Secondo la presidente OPI “non c’è momento più forte nell’assistenza ai malati di quello delle cure oncologiche, spesso palliative, in cui gli infermieri mettono in campo oltre le loro competenze cliniche la capacità di caring, di prendersi cura e non solo del paziente, ma di tutta la sua famiglia che con lui vive questi momenti drammatici, di prendersi cura della persona nella sua globalità (anche sociale) e autonomia. L’attenzione si focalizza sull’individuo piuttosto che sulla malattia, per privilegiare la qualità della vita.

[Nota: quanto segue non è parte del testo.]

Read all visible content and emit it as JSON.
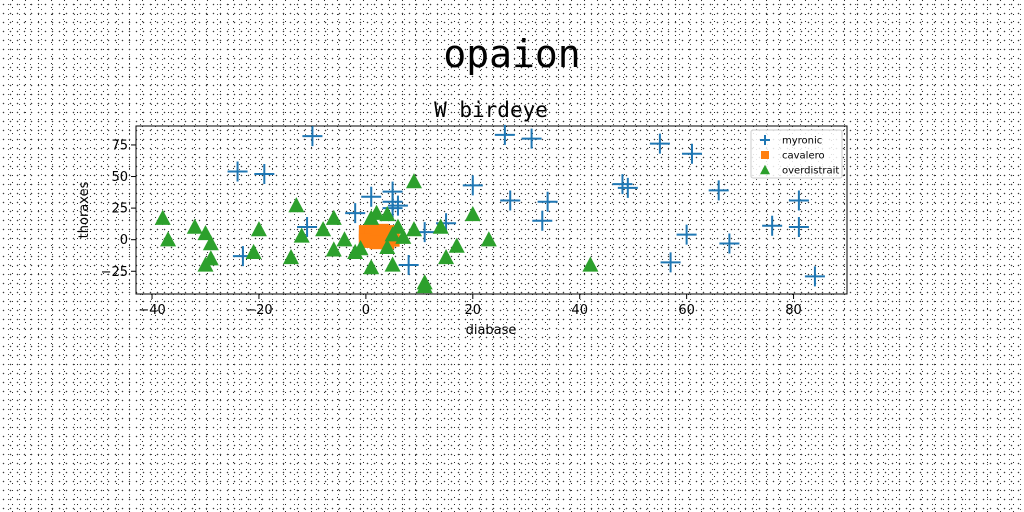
{
  "figure_title": "opaion",
  "chart_data": {
    "type": "scatter",
    "title": "W birdeye",
    "xlabel": "diabase",
    "ylabel": "thoraxes",
    "xlim": [
      -43,
      90
    ],
    "ylim": [
      -43,
      90
    ],
    "xticks": [
      -40,
      -20,
      0,
      20,
      40,
      60,
      80
    ],
    "yticks": [
      -25,
      0,
      25,
      50,
      75
    ],
    "xtick_labels": [
      "−40",
      "−20",
      "0",
      "20",
      "40",
      "60",
      "80"
    ],
    "ytick_labels": [
      "−25",
      "0",
      "25",
      "50",
      "75"
    ],
    "grid": false,
    "legend_position": "top-right",
    "series": [
      {
        "name": "myronic",
        "marker": "plus",
        "color": "#1f77b4",
        "points": [
          [
            -10,
            82
          ],
          [
            -24,
            54
          ],
          [
            -19,
            52
          ],
          [
            -23,
            -13
          ],
          [
            -11,
            10
          ],
          [
            -2,
            21
          ],
          [
            1,
            34
          ],
          [
            5,
            38
          ],
          [
            5,
            30
          ],
          [
            5,
            25
          ],
          [
            6,
            27
          ],
          [
            8,
            -20
          ],
          [
            11,
            6
          ],
          [
            15,
            13
          ],
          [
            20,
            43
          ],
          [
            26,
            83
          ],
          [
            27,
            31
          ],
          [
            31,
            80
          ],
          [
            33,
            15
          ],
          [
            34,
            30
          ],
          [
            48,
            44
          ],
          [
            49,
            41
          ],
          [
            55,
            76
          ],
          [
            57,
            -18
          ],
          [
            60,
            4
          ],
          [
            61,
            68
          ],
          [
            66,
            39
          ],
          [
            68,
            -3
          ],
          [
            76,
            11
          ],
          [
            81,
            31
          ],
          [
            81,
            10
          ],
          [
            84,
            -29
          ]
        ]
      },
      {
        "name": "cavalero",
        "marker": "square",
        "color": "#ff7f0e",
        "points": [
          [
            0,
            2
          ],
          [
            0,
            6
          ],
          [
            1,
            0
          ],
          [
            1,
            4
          ],
          [
            2,
            2
          ],
          [
            2,
            6
          ],
          [
            3,
            -1
          ],
          [
            3,
            3
          ],
          [
            4,
            1
          ],
          [
            4,
            5
          ],
          [
            5,
            0
          ],
          [
            5,
            4
          ],
          [
            1,
            7
          ],
          [
            3,
            7
          ],
          [
            5,
            6
          ],
          [
            0,
            -1
          ],
          [
            2,
            -2
          ],
          [
            4,
            -2
          ]
        ]
      },
      {
        "name": "overdistrait",
        "marker": "triangle",
        "color": "#2ca02c",
        "points": [
          [
            -38,
            17
          ],
          [
            -37,
            0
          ],
          [
            -32,
            10
          ],
          [
            -30,
            5
          ],
          [
            -30,
            -20
          ],
          [
            -29,
            -15
          ],
          [
            -29,
            -3
          ],
          [
            -21,
            -10
          ],
          [
            -20,
            8
          ],
          [
            -13,
            27
          ],
          [
            -12,
            3
          ],
          [
            -14,
            -14
          ],
          [
            -6,
            17
          ],
          [
            -8,
            8
          ],
          [
            -6,
            -8
          ],
          [
            -4,
            0
          ],
          [
            -2,
            -10
          ],
          [
            -1,
            -7
          ],
          [
            1,
            17
          ],
          [
            2,
            21
          ],
          [
            1,
            -22
          ],
          [
            4,
            20
          ],
          [
            4,
            -6
          ],
          [
            5,
            4
          ],
          [
            6,
            10
          ],
          [
            5,
            -20
          ],
          [
            7,
            2
          ],
          [
            9,
            46
          ],
          [
            9,
            8
          ],
          [
            11,
            -34
          ],
          [
            11,
            -37
          ],
          [
            14,
            10
          ],
          [
            15,
            -14
          ],
          [
            17,
            -5
          ],
          [
            20,
            20
          ],
          [
            23,
            0
          ],
          [
            42,
            -20
          ]
        ]
      }
    ]
  }
}
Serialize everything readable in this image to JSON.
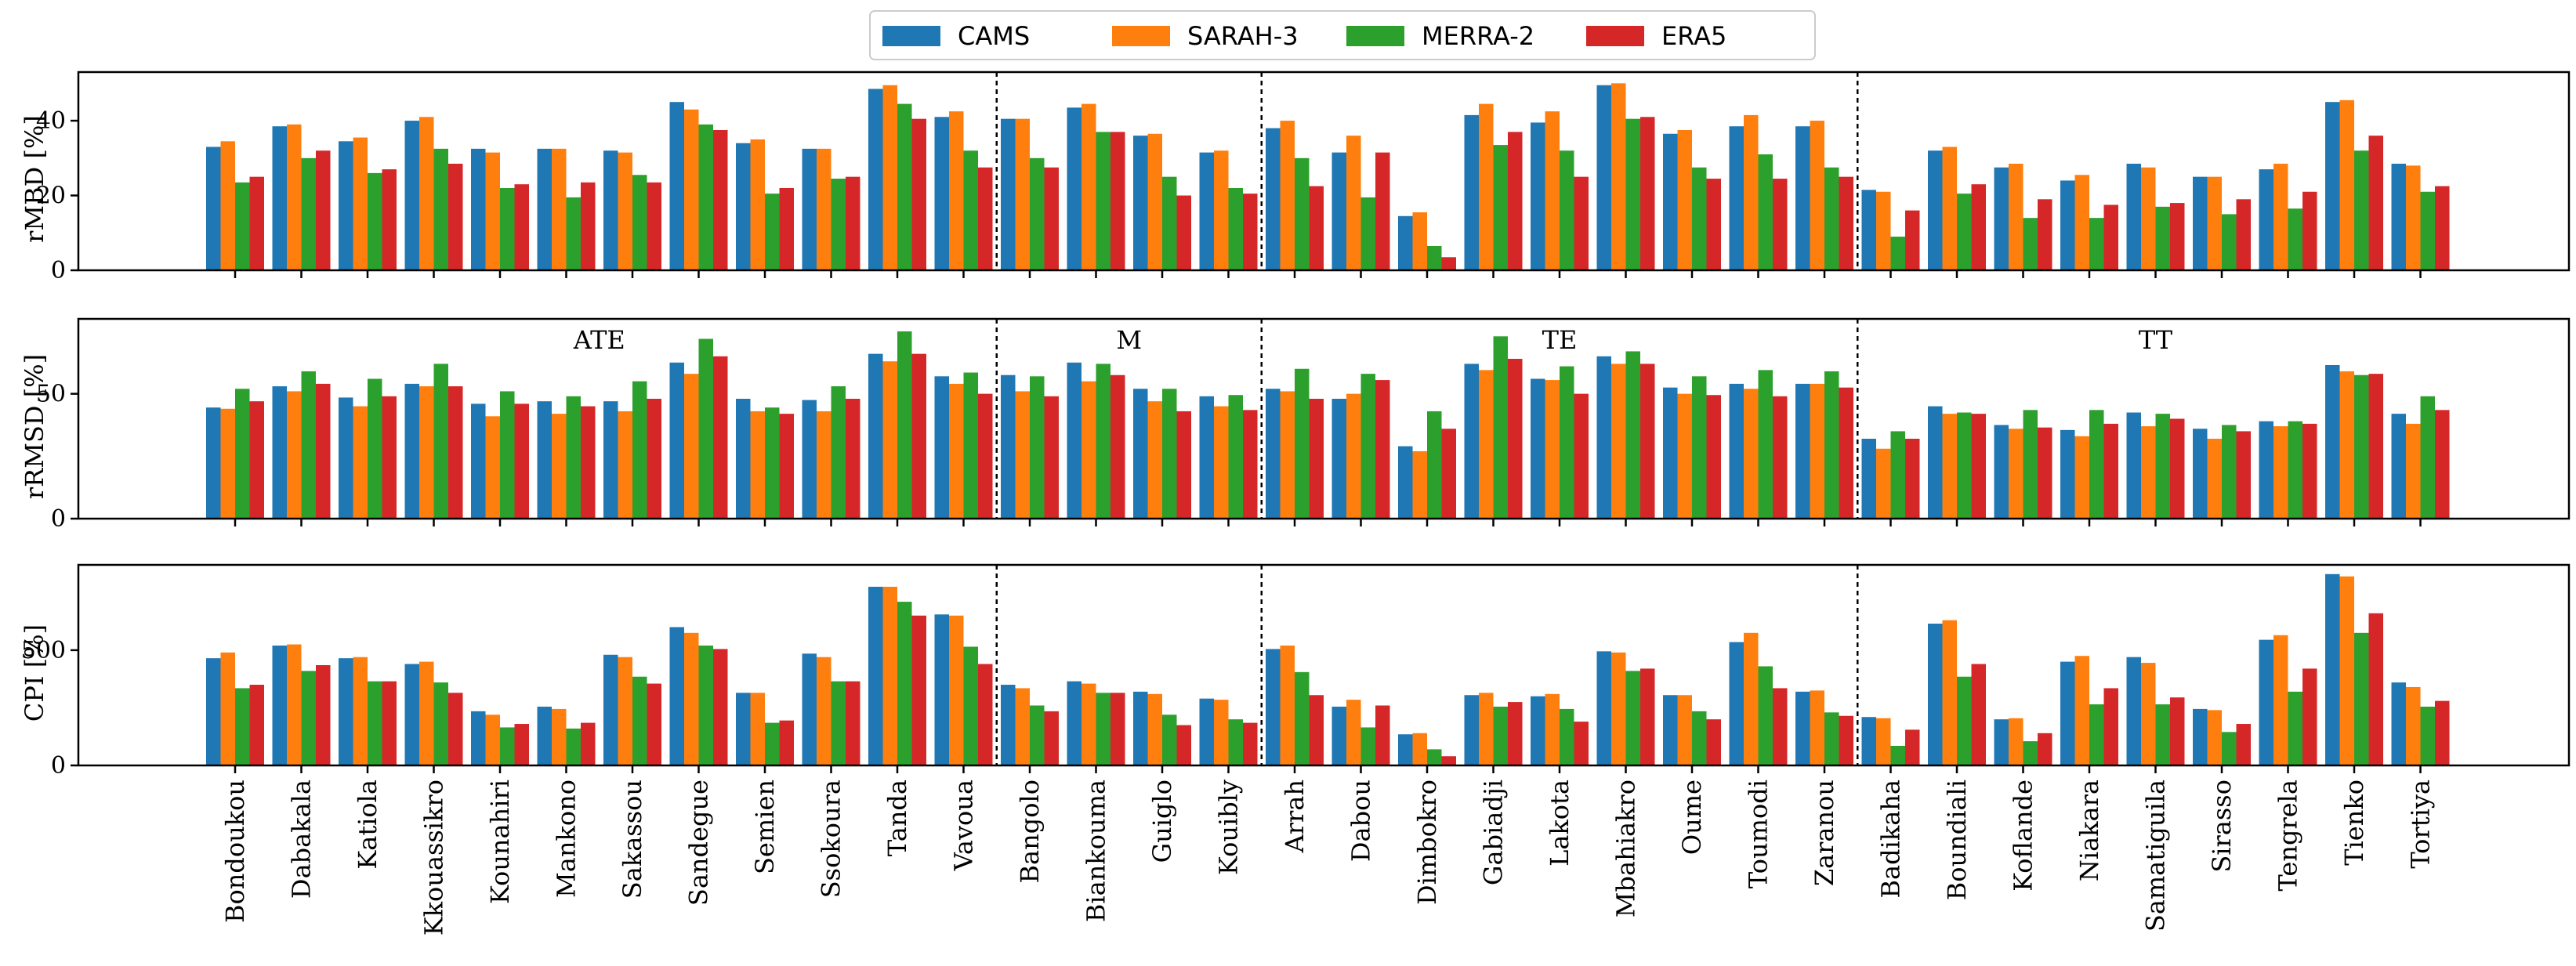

Per questo è essenziale e propedeutico alla professione stessa, che gli infermieri imparino a riconoscere oltre a quelli clinici, anche i bisogni assistenziali ed emotivi dei pazienti e delle loro famiglie, sappiano affrontare il dolore e sappiano gestire il prima, il durante, ma anche il “dopo”, rispetto a problematiche diverse da quelle dell’assistenza in acuzie e in post-acuzie. E per questo è indispensabile, dati anche i risultati sull’informazione che il paziente ha dei suoi diritti e delle sue possibilità di cura, che gli infermieri siano coinvolti in prima persona oltre che nell’assistenza anche nell’informazione e nell’educazione ai malati che soffrono”.
“Noi infermieri – prosegue Mangiacavalli - sappiamo ascoltare i pazienti, li sappiamo capire e li aiutiamo oltre che dal punto di vista clinico anche da quello psicologico che in momenti di grave criticità rappresenta una componete essenziale dell’assistenza. E siamo, vogliamo e chiediamo di essere coinvolti in prima persona nell’assistenza tuto campo dei malati di tumore come espressione del necessario, anzi direi ormai indispensabile, insostituibile e ineludibile lavoro in team, priorità per ogni professionista dedicato ad affrontare accanto ai pazienti il loro dolore, con l’unico obiettivo da raggiungere ben identificato nel benessere del malato che va anche al di là del momento dell’acuzie e dell’emergenza. La cultura del sollievo è non solo una necessità, ma un dovere morale e fare si che essa si propaghi e venga compresa è un compito non solo meritorio dal punto di vista umano, ma professionalmente caratterizzante per chi, come gli infermieri, ha deciso di dedicare la sua vita al prendersi cura”.
“Si tratta - conclude - di essere in prima linea nell’assistenza ai pazienti più fragili, quelli che di più richiedono aiuto, che sopportano la maggiore sofferenza, focalizzando di più l’attenzione sull’individuo piuttosto che sulla malattia, per privilegiare la sua qualità della vita. Avendo come presupposto che la sofferenza non è inevitabile, dobbiamo fare sempre di tutto per comprendere come questa possa essere maggiormente tollerabile in termini di qualità di vita anche quando e se non è più completamente risolvibile”.